遗传病变,如 BCR-ABL1、E2A-PBX1 和 MLL 重排(MLLr),与成人 B 细胞前体急性淋巴细胞白血病(B-ALL)的不良预后相关。白血病致癌蛋白可能直接或间接地破坏胞嘧啶甲基化模式,从而介导恶性表型。我们推测,这些侵袭性 B-ALL 中的 DNA 甲基化特征将指向疾病机制,并提供有用的生物标志物和治疗靶点。因此,我们对 215 名成年 B-ALL 患者进行了 DNA 甲基化和基因表达谱分析,这些患者均参与了一项单阶段 III 临床试验(ECOG E2993)和正常对照 B 细胞。在 BCR-ABL1 阳性的 B-ALL 中,异常的胞嘧啶甲基化模式以细胞因子网络为中心,其特征是 IL2RA(CD25)低甲基化和过表达。E2993 试验的临床数据表明,无论 BCR-ABL1 状态如何,CD25 表达与 ALL 患者的不良预后密切相关,提示 CD25 可作为 B-ALL 危险分层的新型预后生物标志物。在 E2A-PBX1 阳性的 B-ALL 中,异常的 DNA 甲基化模式与直接融合蛋白结合密切相关,这可以通过 E2A-PBX1 染色质免疫沉淀(ChIP)测序(ChIP-seq)显示出来,表明 E2A-PBX1 融合蛋白直接重塑表观基因组以施加侵袭性 B-ALL 表型。MLLr B-ALL 的特征是明显的胞嘧啶低甲基化,这与 MLL 融合蛋白结合、H3K79 二甲基化和转录上调有关,影响了一组已知和新发现的具有致癌活性的 MLL 融合直接靶标,如 FLT3 和 BCL6。值得注意的是,BCL6 阻断或功能丧失抑制了 MLLr 白血病细胞的增殖和存活,这表明 BCL6 靶向治疗是 MLLr B-ALL 的一种新的治疗策略。
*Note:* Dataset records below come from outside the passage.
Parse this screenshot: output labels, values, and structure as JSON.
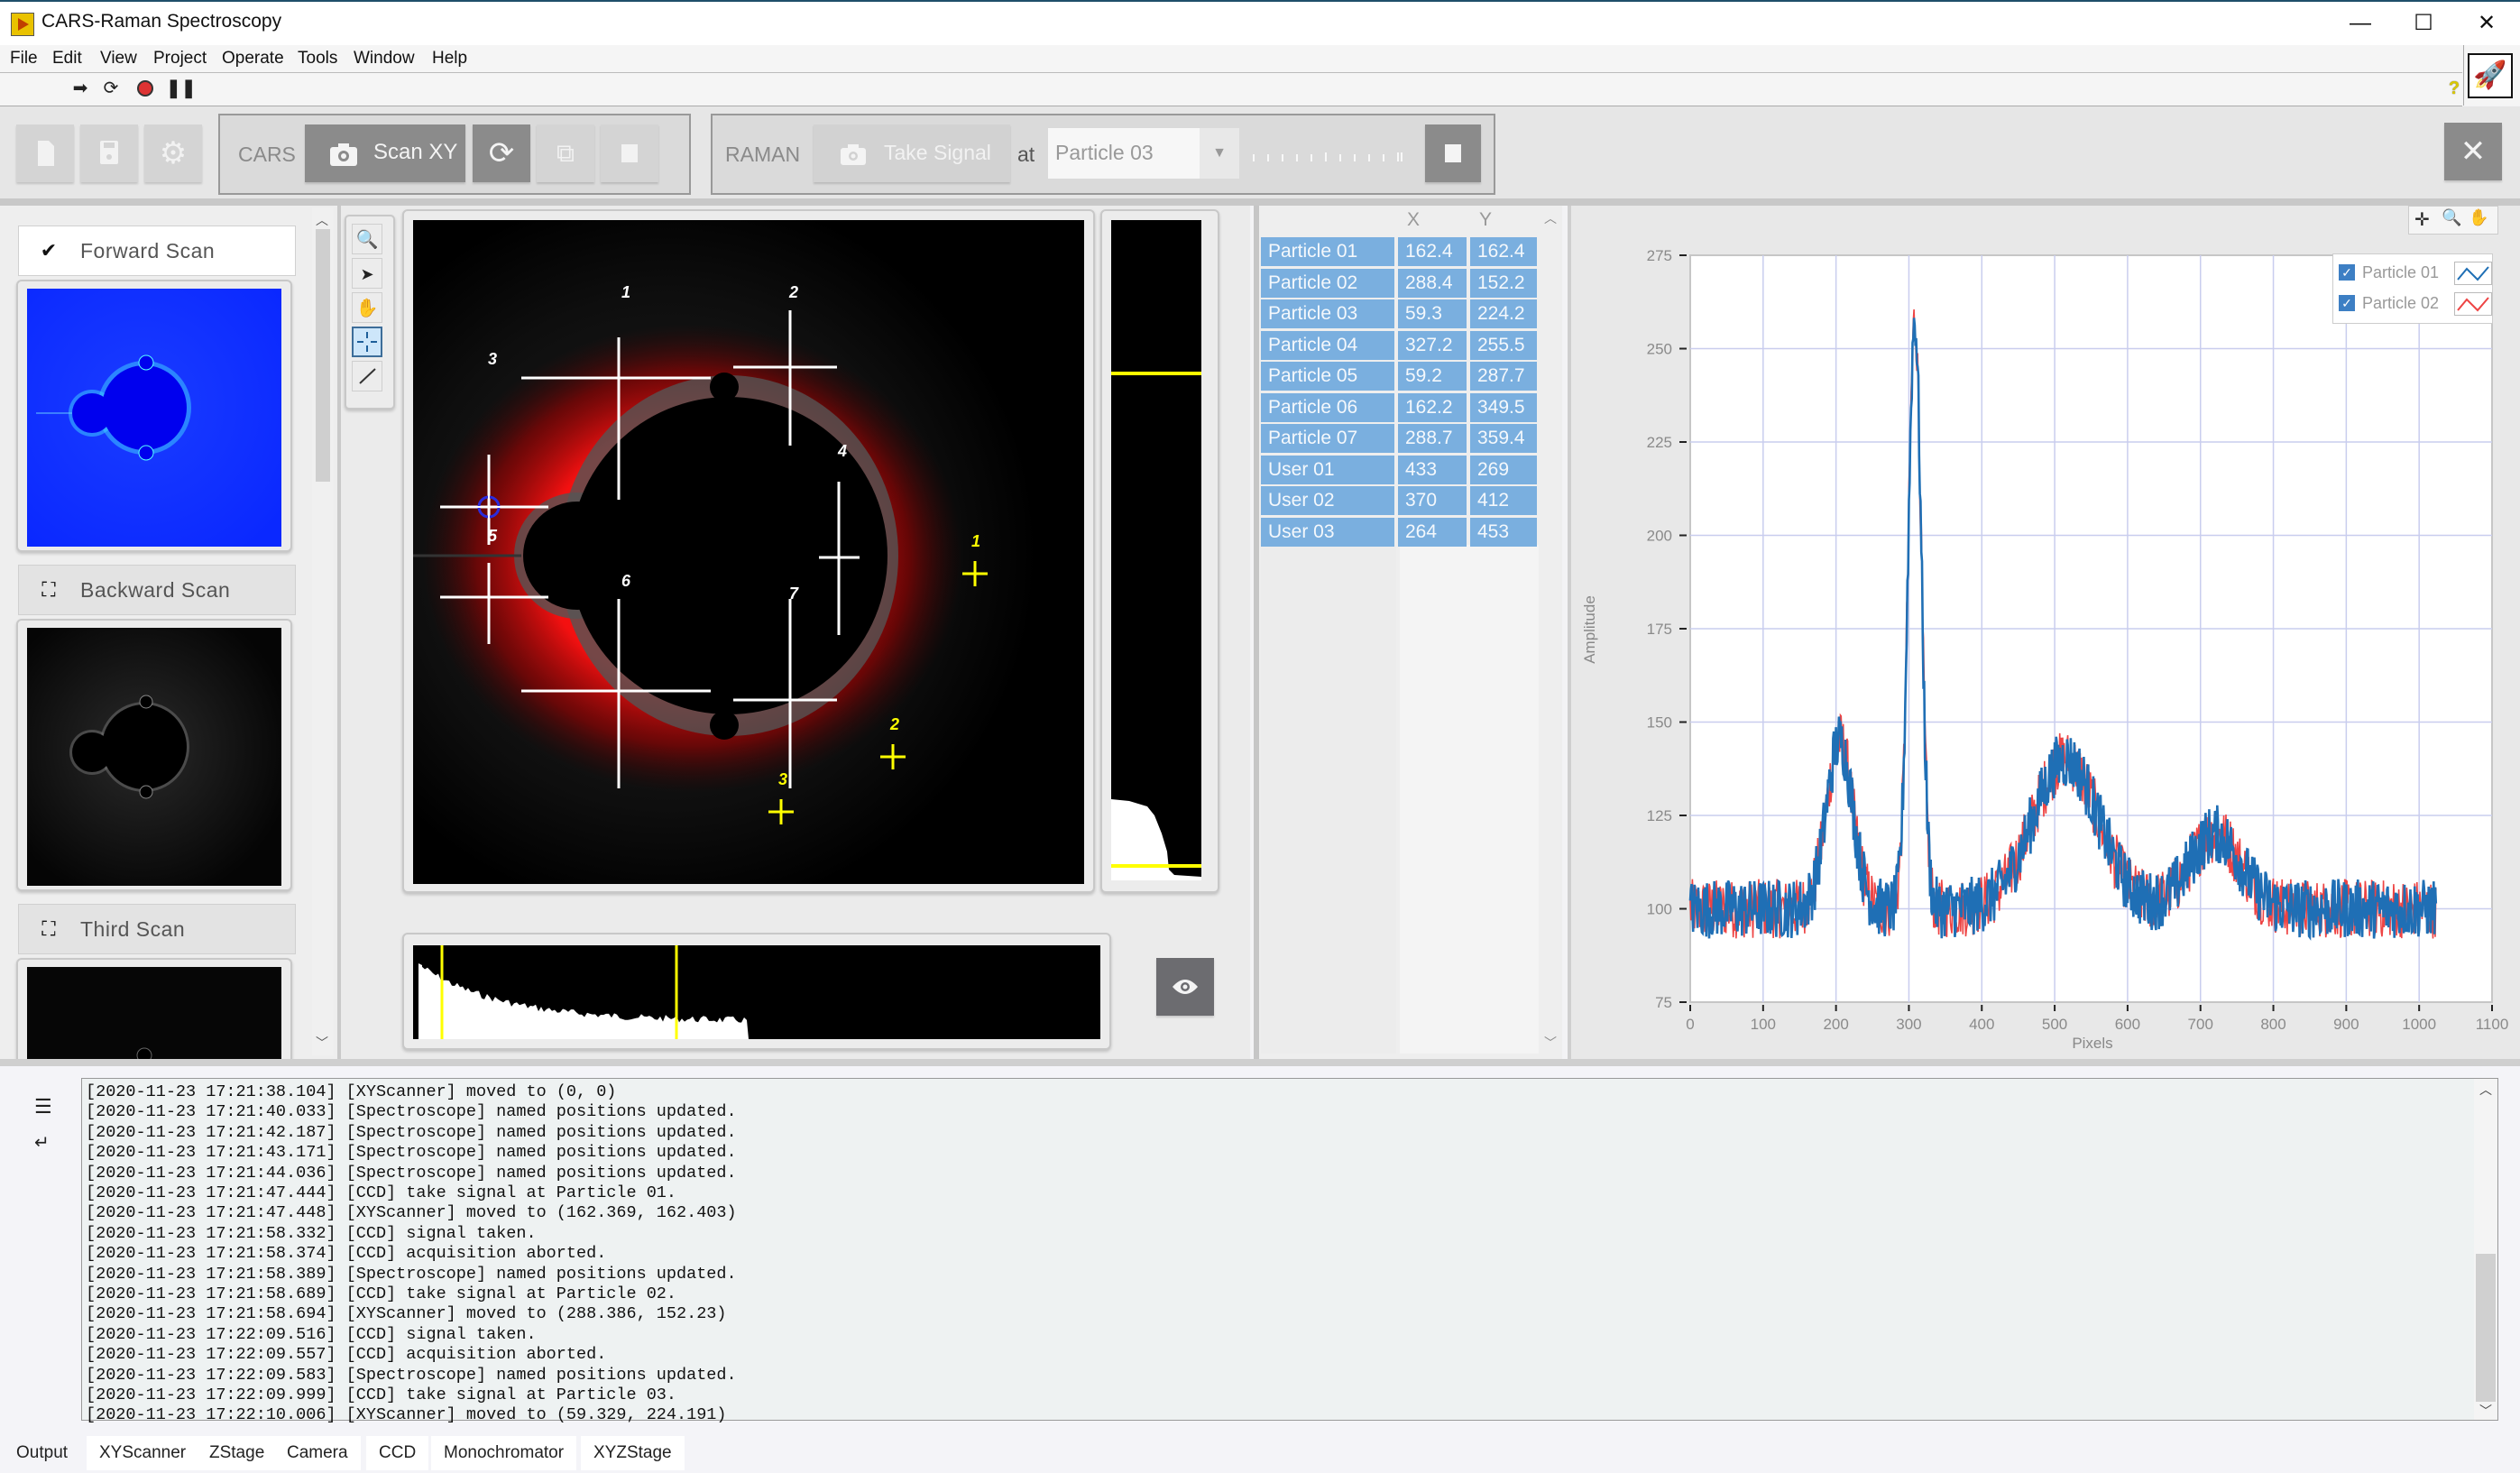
{
  "window": {
    "title": "CARS-Raman Spectroscopy",
    "controls": {
      "minimize": "—",
      "maximize": "☐",
      "close": "✕"
    }
  },
  "menu": [
    "File",
    "Edit",
    "View",
    "Project",
    "Operate",
    "Tools",
    "Window",
    "Help"
  ],
  "runbar": {
    "icons": [
      "run-arrow-icon",
      "run-continuously-icon",
      "abort-icon",
      "pause-icon"
    ],
    "help": "?"
  },
  "toolbar": {
    "new_icon": "new-file-icon",
    "save_icon": "save-icon",
    "settings_icon": "gear-icon",
    "cars": {
      "label": "CARS",
      "scan_button": "Scan XY",
      "icons": [
        "refresh-icon",
        "add-copy-icon",
        "stop-icon"
      ]
    },
    "raman": {
      "label": "RAMAN",
      "take_signal": "Take Signal",
      "at": "at",
      "selected_particle": "Particle 03",
      "stop_icon": "stop-icon"
    },
    "close_icon": "✕"
  },
  "scans": [
    {
      "label": "Forward Scan",
      "state": "selected",
      "icon": "✔"
    },
    {
      "label": "Backward Scan",
      "state": "normal",
      "icon": "scan-icon"
    },
    {
      "label": "Third Scan",
      "state": "normal",
      "icon": "scan-icon"
    }
  ],
  "image_tools": [
    "zoom",
    "pointer",
    "pan",
    "crosshair",
    "line"
  ],
  "active_image_tool": "crosshair",
  "markers": {
    "white": [
      "1",
      "2",
      "3",
      "4",
      "5",
      "6",
      "7"
    ],
    "yellow": [
      "1",
      "2",
      "3"
    ]
  },
  "table": {
    "headers": [
      "",
      "X",
      "Y"
    ],
    "rows": [
      [
        "Particle 01",
        "162.4",
        "162.4"
      ],
      [
        "Particle 02",
        "288.4",
        "152.2"
      ],
      [
        "Particle 03",
        "59.3",
        "224.2"
      ],
      [
        "Particle 04",
        "327.2",
        "255.5"
      ],
      [
        "Particle 05",
        "59.2",
        "287.7"
      ],
      [
        "Particle 06",
        "162.2",
        "349.5"
      ],
      [
        "Particle 07",
        "288.7",
        "359.4"
      ],
      [
        "User 01",
        "433",
        "269"
      ],
      [
        "User 02",
        "370",
        "412"
      ],
      [
        "User 03",
        "264",
        "453"
      ]
    ]
  },
  "chart_data": {
    "type": "line",
    "title": "",
    "xlabel": "Pixels",
    "ylabel": "Amplitude",
    "xlim": [
      0,
      1100
    ],
    "ylim": [
      75,
      275
    ],
    "xticks": [
      0,
      100,
      200,
      300,
      400,
      500,
      600,
      700,
      800,
      900,
      1000,
      1100
    ],
    "yticks": [
      75,
      100,
      125,
      150,
      175,
      200,
      225,
      250,
      275
    ],
    "grid": true,
    "legend_position": "top-right",
    "baseline": 100,
    "noise": 5,
    "x_range_points": [
      0,
      1023
    ],
    "peaks": [
      {
        "center": 205,
        "height": 45,
        "width": 18
      },
      {
        "center": 308,
        "height": 158,
        "width": 9
      },
      {
        "center": 515,
        "height": 40,
        "width": 45
      },
      {
        "center": 720,
        "height": 20,
        "width": 35
      }
    ],
    "series": [
      {
        "name": "Particle 01",
        "color": "#1f6fb5",
        "checked": true
      },
      {
        "name": "Particle 02",
        "color": "#ee4444",
        "checked": true
      }
    ]
  },
  "log": [
    "[2020-11-23 17:21:38.104] [XYScanner] moved to (0, 0)",
    "[2020-11-23 17:21:40.033] [Spectroscope] named positions updated.",
    "[2020-11-23 17:21:42.187] [Spectroscope] named positions updated.",
    "[2020-11-23 17:21:43.171] [Spectroscope] named positions updated.",
    "[2020-11-23 17:21:44.036] [Spectroscope] named positions updated.",
    "[2020-11-23 17:21:47.444] [CCD] take signal at Particle 01.",
    "[2020-11-23 17:21:47.448] [XYScanner] moved to (162.369, 162.403)",
    "[2020-11-23 17:21:58.332] [CCD] signal taken.",
    "[2020-11-23 17:21:58.374] [CCD] acquisition aborted.",
    "[2020-11-23 17:21:58.389] [Spectroscope] named positions updated.",
    "[2020-11-23 17:21:58.689] [CCD] take signal at Particle 02.",
    "[2020-11-23 17:21:58.694] [XYScanner] moved to (288.386, 152.23)",
    "[2020-11-23 17:22:09.516] [CCD] signal taken.",
    "[2020-11-23 17:22:09.557] [CCD] acquisition aborted.",
    "[2020-11-23 17:22:09.583] [Spectroscope] named positions updated.",
    "[2020-11-23 17:22:09.999] [CCD] take signal at Particle 03.",
    "[2020-11-23 17:22:10.006] [XYScanner] moved to (59.329, 224.191)"
  ],
  "output_tabs": {
    "label": "Output",
    "tabs": [
      "XYScanner",
      "ZStage",
      "Camera",
      "CCD",
      "Monochromator",
      "XYZStage"
    ]
  },
  "colors": {
    "selection": "#7aafdf",
    "marker_white": "#ffffff",
    "marker_yellow": "#ffff00",
    "scan_blue": "#0a28ff"
  }
}
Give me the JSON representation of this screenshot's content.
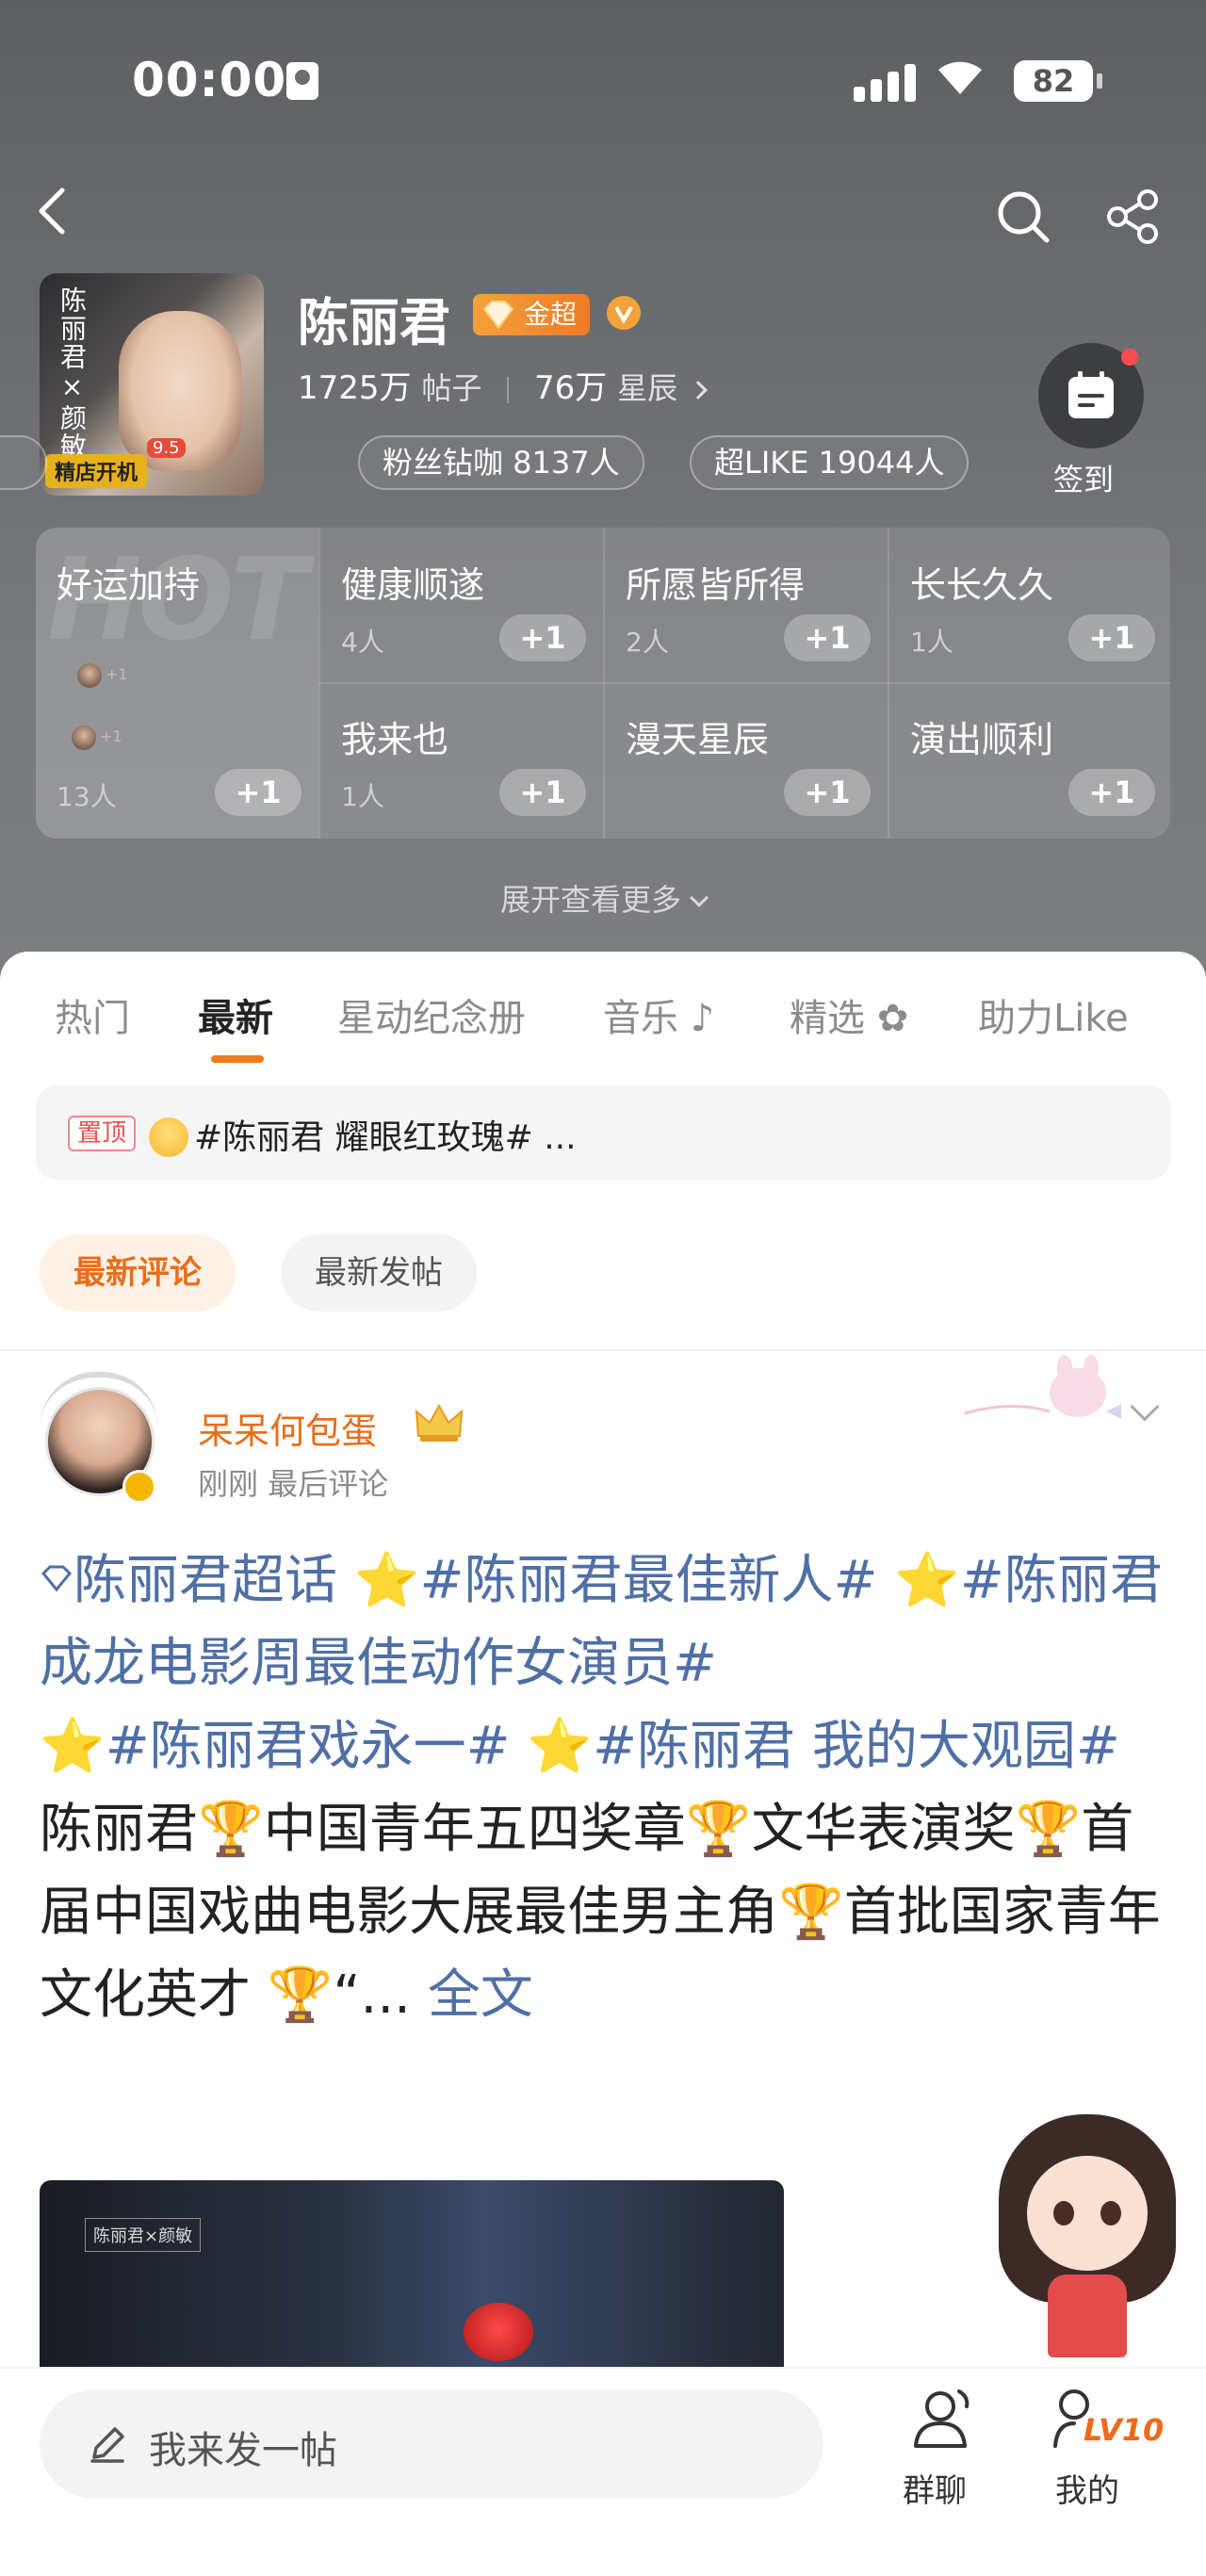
{
  "status_bar": {
    "time": "00:00",
    "battery": "82"
  },
  "group": {
    "name": "陈丽君",
    "badge_label": "金超",
    "posts_count": "1725万",
    "posts_label": "帖子",
    "stardust_count": "76万",
    "stardust_label": "星辰",
    "cover_text": "陈丽君×颜敏",
    "cover_tag": "精店开机",
    "cover_score": "9.5",
    "pills": [
      "粉丝钻咖 8137人",
      "超LIKE 19044人"
    ],
    "checkin_label": "签到"
  },
  "wishes": {
    "hot_watermark": "HOT",
    "featured": {
      "title": "好运加持",
      "count": "13人",
      "mini_plus": "+1"
    },
    "items": [
      {
        "title": "健康顺遂",
        "count": "4人"
      },
      {
        "title": "所愿皆所得",
        "count": "2人"
      },
      {
        "title": "长长久久",
        "count": "1人"
      },
      {
        "title": "我来也",
        "count": "1人"
      },
      {
        "title": "漫天星辰",
        "count": ""
      },
      {
        "title": "演出顺利",
        "count": ""
      }
    ],
    "plus_label": "+1",
    "expand_label": "展开查看更多"
  },
  "tabs": [
    "热门",
    "最新",
    "星动纪念册",
    "音乐",
    "精选",
    "助力Like"
  ],
  "active_tab": "最新",
  "pinned": {
    "tag": "置顶",
    "text": "#陈丽君 耀眼红玫瑰# ..."
  },
  "filters": {
    "active": "最新评论",
    "inactive": "最新发帖"
  },
  "post": {
    "author": "呆呆何包蛋",
    "time": "刚刚 最后评论",
    "line1_a": "陈丽君超话 ",
    "line1_b": "#陈丽君最佳新人# ",
    "line1_c": "#陈丽君成龙电影周最佳动作女演员#",
    "line3_a": "#陈丽君戏永一# ",
    "line3_b": "#陈丽君 我的大观园#",
    "body_1": "陈丽君",
    "body_2": "中国青年五四奖章",
    "body_3": "文华表演奖",
    "body_4": "首届中国戏曲电影大展最佳男主角",
    "body_5": "首批国家青年文化英才 ",
    "body_6": "“...",
    "full_text": "全文",
    "image_caption": "陈丽君×颜敏"
  },
  "bottom_bar": {
    "compose_placeholder": "我来发一帖",
    "group_chat_label": "群聊",
    "mine_label": "我的",
    "level": "LV10"
  },
  "colors": {
    "accent": "#f27a1a",
    "topic_link": "#4f6fa6",
    "header_bg": "#6b6d71"
  }
}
我们对成人 B-ALL 进行了首次综合表观基因组学研究,这是 ECOG E2993 三期临床试验的一项相关性研究。该研究首次将致癌融合蛋白的直接作用与胞嘧啶甲基化介导的表观遗传调控的破坏联系起来。我们在 B-ALL 中确定了一个新的具有临床可操作性的生物标志物:IL2RA(CD25),它与 BCR-ABL1 相关,与化疗耐药相关的炎症信号网络相关。我们表明,BCL6 是一个新的 MLL 融合蛋白靶点,需要它来维持原代人成年 MLLr 细胞的增殖和存活,并为 MLLr 患者提供 BCL6 抑制剂临床试验的基础。